Justiça nega devolução de cachorro após agressão registrada em elevador de condomínio em SP
Decisão mantém animal sob proteção após imagens de maus-tratos repercutirem e reforça rigor contra violência em ambientes condominiais
Por Anderson Silva
31/03/2026 - 15h58
Christiano José Bezerra Da Silva, de 58 anos, agrediu o próprio cachorro dentro do elevador de um prédio em Praia Grande, SP — Foto: Reprodução A Justiça decidiu manter afastado do tutor o cachorro vítima de agressão dentro de um elevador em um condomínio no litoral de Santos, em um caso que ganhou grande repercussão após a divulgação das imagens de segurança.
O episódio ocorreu no interior do elevador do edifício, onde câmeras flagraram o momento em que o homem agride o animal de forma reiterada. As imagens, que circularam amplamente nas redes sociais, mostram o cachorro encurralado, sem possibilidade de defesa, enquanto sofre os ataques.

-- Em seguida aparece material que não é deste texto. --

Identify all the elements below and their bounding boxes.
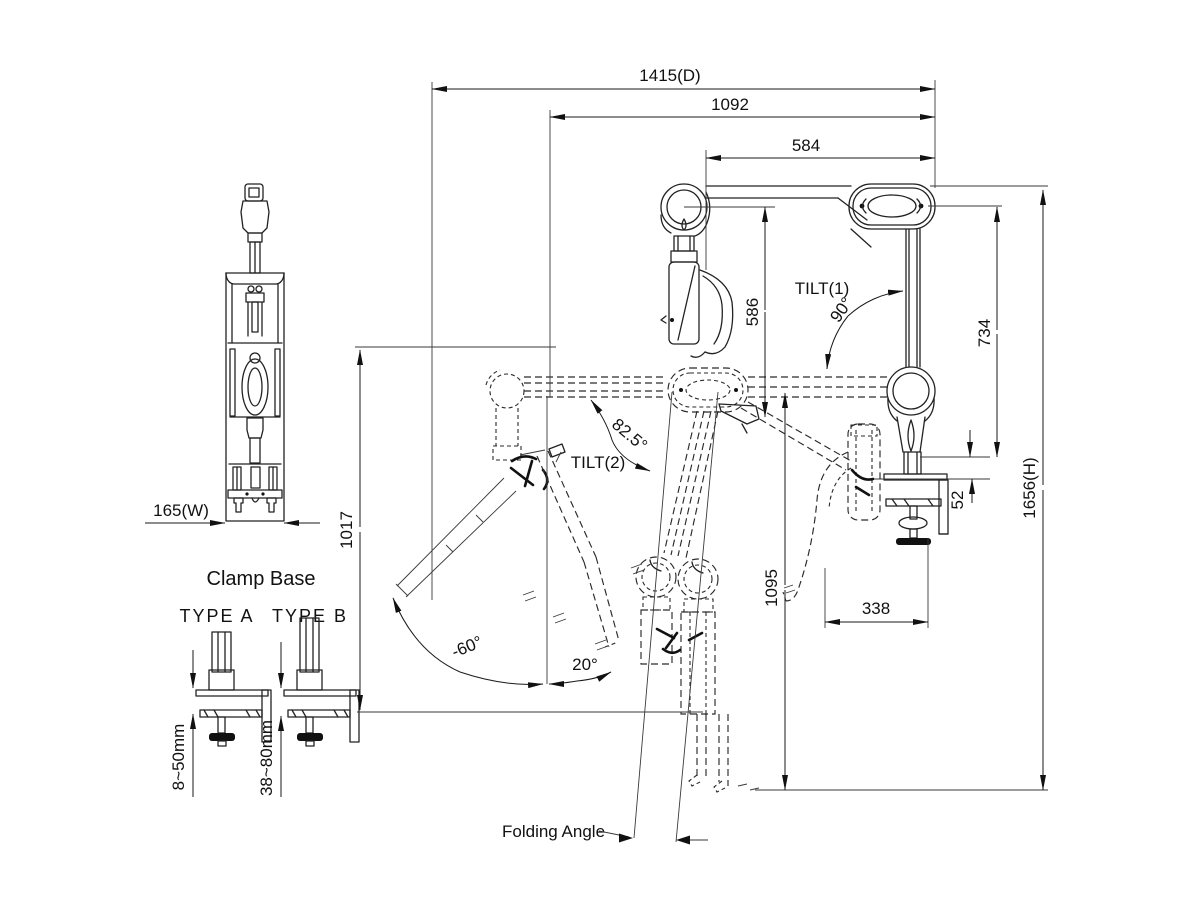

A gravidade das cenas motivou a atuação das autoridades, levando ao resgate do animal e à abertura de investigação por crime de maus-tratos, cuja legislação brasileira prevê punições severas, incluindo detenção e multa.
Após o ocorrido, o tutor solicitou judicialmente a devolução do cachorro. No entanto, ao analisar o pedido, o Judiciário entendeu que não havia garantias mínimas de segurança para o animal em caso de retorno ao convívio com o agressor.
Na decisão, foi considerado o conjunto probatório, especialmente as imagens registradas, que evidenciam a violência praticada. Com base nisso, foi mantida a medida de proteção, impedindo que o homem recupere a guarda do animal.
O cachorro permanece sob cuidados adequados, em local seguro, enquanto o caso segue sendo acompanhado pelas autoridades competentes.
O episódio gerou forte reação entre moradores do condomínio, que se mostraram indignados com a ocorrência em uma área comum monitorada, reforçando o sentimento de insegurança e a necessidade de ações mais rigorosas diante de comportamentos violentos.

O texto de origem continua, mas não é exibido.